Northwestern University chemist Teri Odom has received the 2020 Centenary Prize from the Royal Society of Chemistry.
The prestigious award, given annually to three chemists outside Great Britain, recognizes scientists for high-impact research and exceptional communications skills. The award comes with a £5,000 cash prize, a medal and an invitation to give a series of lectures in the United Kingdom.
Eric Anslyn of the University of Texas at Austin and James Tour of Rice University also received the Centenary Prize this year.
An expert in designing structured nanoscale materials, Odom received the award for her research into multi-scale materials that enable new ways to achieve ultrafast, coherent and directional light emission at the nanoscale.

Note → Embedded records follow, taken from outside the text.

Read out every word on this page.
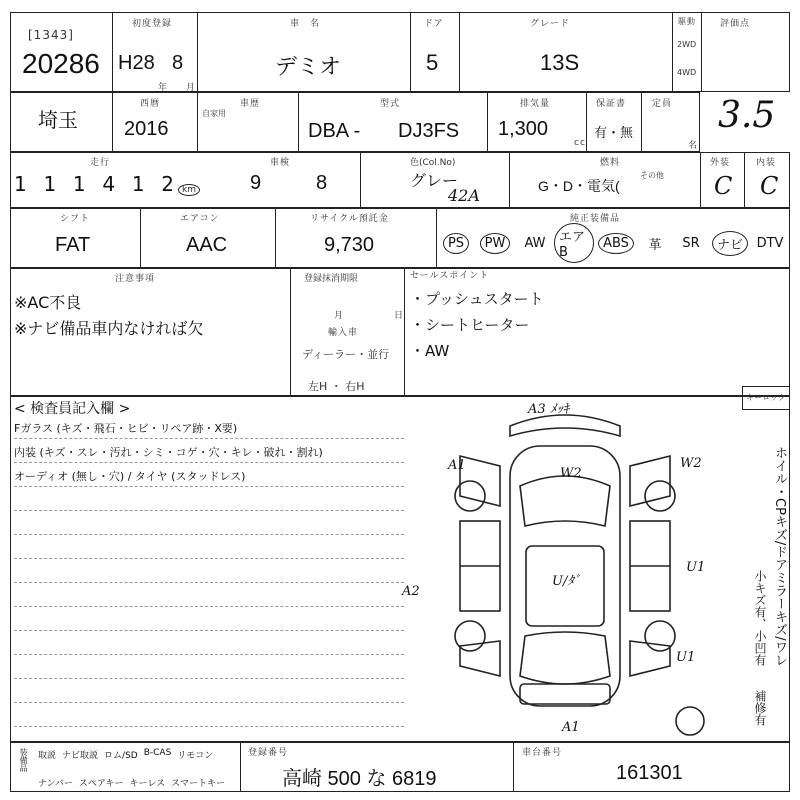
[1343]
20286
初度登録
H28 8
年 月
車　名
デミオ
ドア
5
グレード
13S
駆動
2WD
4WD
評価点
3.5
埼玉
西暦
2016
車歴
自家用
型式
DBA - DJ3FS
排気量
1,300
cc
保証書
有・無
定員
名
走行
1 1 1 4 1 2 km
車検
9	8
色(Col.No)
グレー
42A
燃料
G・D・電気(
その他
外装	内装
C C
シフト
FAT
エアコン
AAC
リサイクル預託金
9,730
純正装備品
PS	PW	AW	エアB
ABS	革 SR	ナビ	DTV
注意事項
※AC不良
※ナビ備品車内なければ欠
登録抹消期限
月	日
輸入車
ディーラー・並行
左H ・ 右H
セールスポイント
・プッシュスタート
・シートヒーター
・AW
< 検査員記入欄 >
Fガラス (キズ・飛石・ヒビ・リペア跡・X要)
内装 (キズ・スレ・汚れ・シミ・コゲ・穴・キレ・破れ・割れ)
オーディオ (無し・穴) / タイヤ (スタッドレス)
A3 ﾒｯｷ
W2
W2
A1
A2
U/ﾀﾞ
U1
U1
A1
キーロック
ホイル・CPキズ/ドアミラーキズ/ワレ
小キズ有、小凹有
補修有
装備品 取説 ナビ取説 ロム/SD B-CAS リモコン
ナンバー スペアキー キーレス スマートキー
登録番号
高崎 500 な 6819
車台番号
161301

“I’m very grateful to have received this award, not only to join the impressive ranks of previous recipients but also because of the breadth and inclusiveness of chemistry featured,” Odom said. “The celebration of a broad range of chemistry — that can also be clearly communicated — is pretty special and, at least to me, emphasizes the forward-looking nature of this award.”
Odom is the chair of Northwestern’s chemistry department and the Charles E. and Emma H. Morrison Professor of Chemistry in the Weinberg College of Arts and Sciences. She also is a member of Northwestern’s International Institute for Nanotechnology and the Chemistry of Life Processes Institute.
Odom’s research focuses on designing structured nanoscale materials with extraordinary size- and shape-dependent properties. She has pioneered a suite of multi-scale nanofabrication tools that have resulted in nanoparticle lattice optics that can manipulate light at the nanoscale, plasmon-based nanoscale lasers that exhibit tunable color and anisotropic nanoparticle probes for imaging.
Odom is a member of the American Academy of Arts and Sciences and a fellow of the Royal Society of Chemistry, the American Chemical Society, the Materials Research Society, the American Physical Society and the Optical Society of America. She is currently the editor-in-chief of Nano Letters.